Key skills: Reaction time, strong throws, courage on hard-hit balls, bunt awareness, and staying ready.
Watch for: Watch third base on bunts, steals, and force plays when runners are moving toward home.
Common confusion: Parents may expect every ball to be thrown to first. With runners near home, third base may need to look at the lead runner first.
Shortstop
Plays between second and third and is often involved in ground balls, force plays, and relays.
Responsibilities: Fields balls on the left side, covers second on selected plays, takes relay throws, communicates with infielders, and helps choose the best out.
Key skills: Range, throwing, glove work, communication, and quick decisions with runners on base.
Watch for: Watch how shortstop moves before the pitch and whether they cover second or field the ball depending on the play.
Common confusion: Shortstop can look busy because they have several jobs. Missing a throw across a youth field is common while players learn distance and timing.
Left Field
Covers the outfield area behind third base and shortstop.
Responsibilities: Fields fly balls and ground balls, backs up throws to third, returns the ball quickly to the infield, and keeps runners from taking extra bases.
Key skills: Tracking the ball, throwing to the cutoff player, staying ready, and backing up plays.
Watch for: Watch whether the left fielder moves toward the ball and throws to a cutoff player instead of holding it.
Common confusion: Outfield is not a waiting spot. On a smaller youth field, outfielders can save runs by backing up infield throws and returning the ball quickly.
Center Field
Covers the middle of the outfield and often has the most ground to protect.
Responsibilities: Tracks balls to either gap, backs up second base, communicates with other outfielders, and throws to the correct relay player.
Key skills: Speed, communication, catching fly balls, throwing accuracy, and reading the ball off the bat.
Watch for: Watch center field on hits between outfielders and on throws that need a relay back toward the infield.
Common confusion: Center field may call for balls near other outfielders because they can see the whole play developing.
Right Field
Covers the outfield area behind first and second, where many beginner hits and throws can still matter.
Responsibilities: Fields hits to the right side, backs up first base throws, returns the ball to the infield, and prevents extra bases.
Key skills: Staying ready, fielding ground balls, throwing to the cutoff, and backing up first base.
Watch for: Watch right field on throws to first. A backed-up overthrow can keep a runner from circling extra bases, especially on small fields.

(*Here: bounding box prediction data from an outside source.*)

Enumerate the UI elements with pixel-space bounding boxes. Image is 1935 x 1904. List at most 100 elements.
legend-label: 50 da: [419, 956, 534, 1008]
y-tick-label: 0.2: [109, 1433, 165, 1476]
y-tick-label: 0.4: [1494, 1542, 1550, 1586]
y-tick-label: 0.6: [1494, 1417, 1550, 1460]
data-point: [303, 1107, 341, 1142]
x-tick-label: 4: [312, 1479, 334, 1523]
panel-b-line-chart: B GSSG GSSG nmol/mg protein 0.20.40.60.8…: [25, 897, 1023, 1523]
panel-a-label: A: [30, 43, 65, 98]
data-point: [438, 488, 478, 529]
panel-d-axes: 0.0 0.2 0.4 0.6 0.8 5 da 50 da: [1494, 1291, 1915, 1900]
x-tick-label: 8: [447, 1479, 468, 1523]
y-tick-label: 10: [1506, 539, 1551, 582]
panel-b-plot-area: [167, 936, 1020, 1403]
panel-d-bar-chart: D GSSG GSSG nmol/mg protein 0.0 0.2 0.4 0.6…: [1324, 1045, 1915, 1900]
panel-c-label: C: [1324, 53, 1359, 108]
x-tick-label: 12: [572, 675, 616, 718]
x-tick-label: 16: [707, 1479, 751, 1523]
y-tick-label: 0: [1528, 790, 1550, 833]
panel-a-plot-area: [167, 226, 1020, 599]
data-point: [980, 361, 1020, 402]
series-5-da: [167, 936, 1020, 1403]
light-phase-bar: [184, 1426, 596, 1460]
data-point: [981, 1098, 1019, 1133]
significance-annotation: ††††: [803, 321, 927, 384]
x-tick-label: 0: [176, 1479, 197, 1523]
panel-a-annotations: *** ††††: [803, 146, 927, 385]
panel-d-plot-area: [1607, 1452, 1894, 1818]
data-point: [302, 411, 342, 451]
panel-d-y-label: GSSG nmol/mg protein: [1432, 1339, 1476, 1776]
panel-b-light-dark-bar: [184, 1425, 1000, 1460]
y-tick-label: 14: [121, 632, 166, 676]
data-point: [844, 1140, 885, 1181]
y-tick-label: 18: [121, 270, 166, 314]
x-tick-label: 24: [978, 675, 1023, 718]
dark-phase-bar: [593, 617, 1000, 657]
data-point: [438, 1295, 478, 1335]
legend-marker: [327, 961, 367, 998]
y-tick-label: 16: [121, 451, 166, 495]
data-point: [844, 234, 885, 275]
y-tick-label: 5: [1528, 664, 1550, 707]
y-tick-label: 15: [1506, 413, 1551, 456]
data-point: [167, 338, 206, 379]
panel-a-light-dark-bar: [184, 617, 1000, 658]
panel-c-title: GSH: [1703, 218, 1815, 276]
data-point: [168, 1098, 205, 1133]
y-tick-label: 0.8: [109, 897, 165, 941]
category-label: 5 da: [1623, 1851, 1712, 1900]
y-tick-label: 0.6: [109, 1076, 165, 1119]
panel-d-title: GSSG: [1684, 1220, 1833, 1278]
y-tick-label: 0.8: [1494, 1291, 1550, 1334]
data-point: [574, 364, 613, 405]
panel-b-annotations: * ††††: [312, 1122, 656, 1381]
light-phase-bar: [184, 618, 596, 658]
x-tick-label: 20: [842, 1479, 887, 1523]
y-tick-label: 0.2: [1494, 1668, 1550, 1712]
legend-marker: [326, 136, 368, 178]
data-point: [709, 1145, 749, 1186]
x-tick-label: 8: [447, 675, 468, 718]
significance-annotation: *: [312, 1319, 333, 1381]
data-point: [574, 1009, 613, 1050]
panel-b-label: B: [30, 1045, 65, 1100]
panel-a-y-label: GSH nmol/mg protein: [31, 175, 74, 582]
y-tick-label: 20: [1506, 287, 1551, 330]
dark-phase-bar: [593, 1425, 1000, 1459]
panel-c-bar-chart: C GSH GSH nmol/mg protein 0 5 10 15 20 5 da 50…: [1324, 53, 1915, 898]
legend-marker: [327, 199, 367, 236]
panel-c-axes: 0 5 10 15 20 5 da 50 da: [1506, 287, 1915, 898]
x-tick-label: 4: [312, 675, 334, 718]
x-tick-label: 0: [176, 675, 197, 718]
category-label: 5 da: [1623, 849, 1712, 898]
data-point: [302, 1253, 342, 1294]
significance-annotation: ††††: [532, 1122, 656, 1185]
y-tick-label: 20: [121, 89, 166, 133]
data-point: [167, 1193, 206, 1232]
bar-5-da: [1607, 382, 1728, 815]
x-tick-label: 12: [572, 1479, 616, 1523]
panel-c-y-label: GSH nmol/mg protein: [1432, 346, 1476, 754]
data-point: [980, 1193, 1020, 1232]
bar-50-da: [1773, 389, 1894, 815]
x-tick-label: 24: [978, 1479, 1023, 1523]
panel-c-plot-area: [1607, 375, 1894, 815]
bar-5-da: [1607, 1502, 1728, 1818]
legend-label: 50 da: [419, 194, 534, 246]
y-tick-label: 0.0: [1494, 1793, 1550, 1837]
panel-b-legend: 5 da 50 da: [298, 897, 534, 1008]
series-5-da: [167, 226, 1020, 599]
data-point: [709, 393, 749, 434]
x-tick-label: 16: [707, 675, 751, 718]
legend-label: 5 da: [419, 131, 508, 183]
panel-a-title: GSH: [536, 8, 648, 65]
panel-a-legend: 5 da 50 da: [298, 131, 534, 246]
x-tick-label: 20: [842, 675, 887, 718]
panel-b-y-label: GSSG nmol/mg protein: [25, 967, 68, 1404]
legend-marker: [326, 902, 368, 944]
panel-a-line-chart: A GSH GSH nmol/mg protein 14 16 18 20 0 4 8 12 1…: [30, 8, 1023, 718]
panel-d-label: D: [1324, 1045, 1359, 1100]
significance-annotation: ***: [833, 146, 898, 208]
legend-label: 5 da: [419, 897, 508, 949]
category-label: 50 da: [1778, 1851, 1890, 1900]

Common confusion: Right field is not unimportant in youth softball. Many new hitters push balls that way, and overthrows to first are common.
Utility Player
A youth player who rotates through several spots while learning softball responsibilities.
Responsibilities: Learns basic infield, outfield, batting-order, dugout, and baserunning jobs as assigned by the coach.
Key skills: Listening, adaptability, effort, safe throws, and knowing where to stand before each pitch.
Watch for: Watch how players rotate between positions across innings, especially in development leagues.
Common confusion: Position changes are usually normal learning and fairness, not punishment. Many youth leagues encourage rotation before players specialize.